‘The Simpsons’ Showrunner: Michael Jackson Used Show To Groom Little Boys

"It was something that was used as a tool."

Homer Simpson and Bart Simpson visit The Empire State Building to celebrate the 30th anniversary of 'The Simpsons' at The Empire State Building on December 17, 2018 in New York City.
Noam Galai / Contributor / Getty Images
 

Last week, "The Simpsons" executive producer James L. Brooks announced that the show would be removing an episode featuring Michael Jackson following the release of "Leaving Neverland," a documentary that credibly accuses the pop icon of serial pedophilia.

 

Speaking with The Daily Beast, showrunner Al Jean agreed that removing the Michael Jackson episode was the proper call, saying the singer used it as means to "groom" little boys.

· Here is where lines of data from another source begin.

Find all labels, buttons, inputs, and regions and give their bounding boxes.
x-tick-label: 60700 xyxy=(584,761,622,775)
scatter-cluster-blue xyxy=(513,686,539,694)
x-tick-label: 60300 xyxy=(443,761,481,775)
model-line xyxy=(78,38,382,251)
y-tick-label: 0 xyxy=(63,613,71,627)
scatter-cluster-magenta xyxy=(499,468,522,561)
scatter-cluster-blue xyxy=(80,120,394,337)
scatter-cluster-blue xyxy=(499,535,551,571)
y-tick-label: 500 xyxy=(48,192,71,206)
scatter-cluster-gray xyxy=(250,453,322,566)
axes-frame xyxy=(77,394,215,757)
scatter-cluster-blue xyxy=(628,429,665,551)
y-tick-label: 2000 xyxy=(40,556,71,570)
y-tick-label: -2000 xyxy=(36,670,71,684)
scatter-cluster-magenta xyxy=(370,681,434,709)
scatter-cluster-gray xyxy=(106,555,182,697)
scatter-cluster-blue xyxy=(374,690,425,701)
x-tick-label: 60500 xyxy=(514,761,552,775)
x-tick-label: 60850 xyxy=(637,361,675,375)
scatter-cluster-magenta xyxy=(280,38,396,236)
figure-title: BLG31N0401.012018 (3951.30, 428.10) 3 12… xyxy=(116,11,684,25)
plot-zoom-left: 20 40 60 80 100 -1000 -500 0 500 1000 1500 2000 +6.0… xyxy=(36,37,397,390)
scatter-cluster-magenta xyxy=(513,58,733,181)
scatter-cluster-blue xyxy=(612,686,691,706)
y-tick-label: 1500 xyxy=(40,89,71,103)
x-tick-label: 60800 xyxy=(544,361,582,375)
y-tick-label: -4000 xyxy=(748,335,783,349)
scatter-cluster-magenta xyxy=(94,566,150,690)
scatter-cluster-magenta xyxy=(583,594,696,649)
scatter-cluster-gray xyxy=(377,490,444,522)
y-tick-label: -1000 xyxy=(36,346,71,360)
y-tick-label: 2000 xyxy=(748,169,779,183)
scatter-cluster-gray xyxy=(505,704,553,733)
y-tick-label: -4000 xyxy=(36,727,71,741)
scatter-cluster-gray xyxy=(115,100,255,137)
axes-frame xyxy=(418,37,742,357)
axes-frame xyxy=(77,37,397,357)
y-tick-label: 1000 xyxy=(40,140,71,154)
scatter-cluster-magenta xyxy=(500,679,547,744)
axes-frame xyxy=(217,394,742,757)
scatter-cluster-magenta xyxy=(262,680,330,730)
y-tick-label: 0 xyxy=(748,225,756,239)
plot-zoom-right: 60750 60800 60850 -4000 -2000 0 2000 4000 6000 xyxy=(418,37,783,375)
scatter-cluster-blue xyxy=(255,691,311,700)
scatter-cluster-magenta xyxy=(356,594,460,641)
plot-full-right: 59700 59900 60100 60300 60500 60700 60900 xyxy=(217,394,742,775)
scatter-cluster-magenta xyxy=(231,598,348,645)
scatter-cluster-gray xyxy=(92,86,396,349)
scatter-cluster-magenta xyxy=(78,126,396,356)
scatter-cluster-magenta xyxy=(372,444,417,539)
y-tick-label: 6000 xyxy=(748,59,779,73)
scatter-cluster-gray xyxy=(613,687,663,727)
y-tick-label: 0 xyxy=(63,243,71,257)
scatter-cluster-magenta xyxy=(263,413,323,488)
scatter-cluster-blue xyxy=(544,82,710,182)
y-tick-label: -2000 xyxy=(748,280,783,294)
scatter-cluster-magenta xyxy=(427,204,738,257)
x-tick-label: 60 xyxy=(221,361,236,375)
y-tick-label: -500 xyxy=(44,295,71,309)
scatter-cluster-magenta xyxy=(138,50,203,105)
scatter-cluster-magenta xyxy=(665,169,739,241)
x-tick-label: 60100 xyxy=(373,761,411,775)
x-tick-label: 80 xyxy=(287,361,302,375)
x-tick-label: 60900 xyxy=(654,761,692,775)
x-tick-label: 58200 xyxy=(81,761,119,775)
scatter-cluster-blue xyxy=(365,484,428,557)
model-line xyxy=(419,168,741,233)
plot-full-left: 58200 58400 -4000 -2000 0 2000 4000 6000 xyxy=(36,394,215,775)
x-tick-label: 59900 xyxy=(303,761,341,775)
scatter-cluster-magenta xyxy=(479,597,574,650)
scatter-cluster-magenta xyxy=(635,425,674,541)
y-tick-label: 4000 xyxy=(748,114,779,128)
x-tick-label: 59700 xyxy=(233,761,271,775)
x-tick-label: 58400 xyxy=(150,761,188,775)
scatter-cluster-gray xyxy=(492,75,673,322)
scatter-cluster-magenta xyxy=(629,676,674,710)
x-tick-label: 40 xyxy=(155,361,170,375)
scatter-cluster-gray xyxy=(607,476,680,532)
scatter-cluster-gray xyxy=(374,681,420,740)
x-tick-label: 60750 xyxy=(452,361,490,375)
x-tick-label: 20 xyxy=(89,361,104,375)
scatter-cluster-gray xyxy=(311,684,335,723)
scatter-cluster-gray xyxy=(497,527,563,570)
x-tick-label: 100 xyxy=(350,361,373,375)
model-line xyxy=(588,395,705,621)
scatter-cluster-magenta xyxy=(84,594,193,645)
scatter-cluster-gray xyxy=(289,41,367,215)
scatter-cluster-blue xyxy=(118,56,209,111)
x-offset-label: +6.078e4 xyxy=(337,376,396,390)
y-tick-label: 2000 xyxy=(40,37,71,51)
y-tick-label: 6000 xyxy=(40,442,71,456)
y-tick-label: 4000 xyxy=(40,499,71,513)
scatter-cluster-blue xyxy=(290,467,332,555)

"It’s something I agree with completely," said Jean. "What saddens me is, if you watch that documentary—which I did, and several of us here did—and you watch that episode, honestly, it looks like the episode was used by Michael Jackson for something other than what we’d intended it. It wasn’t just a comedy to him, it was something that was used as a tool."

The episode, "Stark Raving Dad," ran on Season 3 of the show and featured Michael Jackson as a mentally ill character named Leon Kompowsky who believes himself to be Michael Jackson. At one point, Kompowsky and Bart write a song together, "Happy Birthday Lisa," which was written by Jackson.

Al Jean said that the financial costs of cutting Jackson out of the show completely are worth it given the severity of the allegations brought against him.

"I lose a little bit of money financially, it’s not something that’s great personally to lose one of the most successful things I ever did, but I totally think it’s the right move," said Jean. "I don’t believe in going through and making judgments on every guest star and saying 'this one was bad, that one was bad,' but the episode itself has a false purpose, and that’s what I object to about it now."

 

When The Daily Beast asked about Michael Jackson's role in penning the song, "Happy Birthday Lisa," Al Jean did not elaborate further, noting that the episode viewed from the perspective of the documentary feels strange.

"I’d really not talk about it anymore because I don’t want to belabor it," he said. "It’s from the heart, on our part, and I think Jim [Brooks] put it really well. It’s not for any other reason that for what I just said, where if you watch the documentary and then you watch that episode, something’s amiss."

Al Jean said that an episode featuring the character Dr. Hibbert, a satire on Bill Cosby, will not be removed because Cosby did not voice the character, adding that not every guest star throughout the show's three-decade run lived a perfect life:

 

He was never voiced by Cosby. He wasn’t entirely a Cosby parody either, which is why I don’t think anybody looks at the character now and says “Oh, that’s Bill Cosby.” It’s a different thing. Nobody’s perfect, and other guest stars have been far from perfect, but this is the only episode where there was a point to the episode that was other than just having the guest star do a comic performance on the guest star’s part, which I didn’t realize at the time.

James L. Brooks told The Wall Street Journal last week that "Stark Raving Dad" was a "treasured episode" that was difficult to dismiss.

"This was a treasured episode. There are a lot of great memories we have wrapped up in that one, and this certainly doesn’t allow them to remain," Brooks said. "I’m against book burning of any kind. But this is our book, and we’re allowed to take out a chapter."

Mashable reports that purging Jackson from the legacy of "The Simpsons" will take some time — for example, there are DVDs and streaming services — and will not happen immediately, though the process has begun.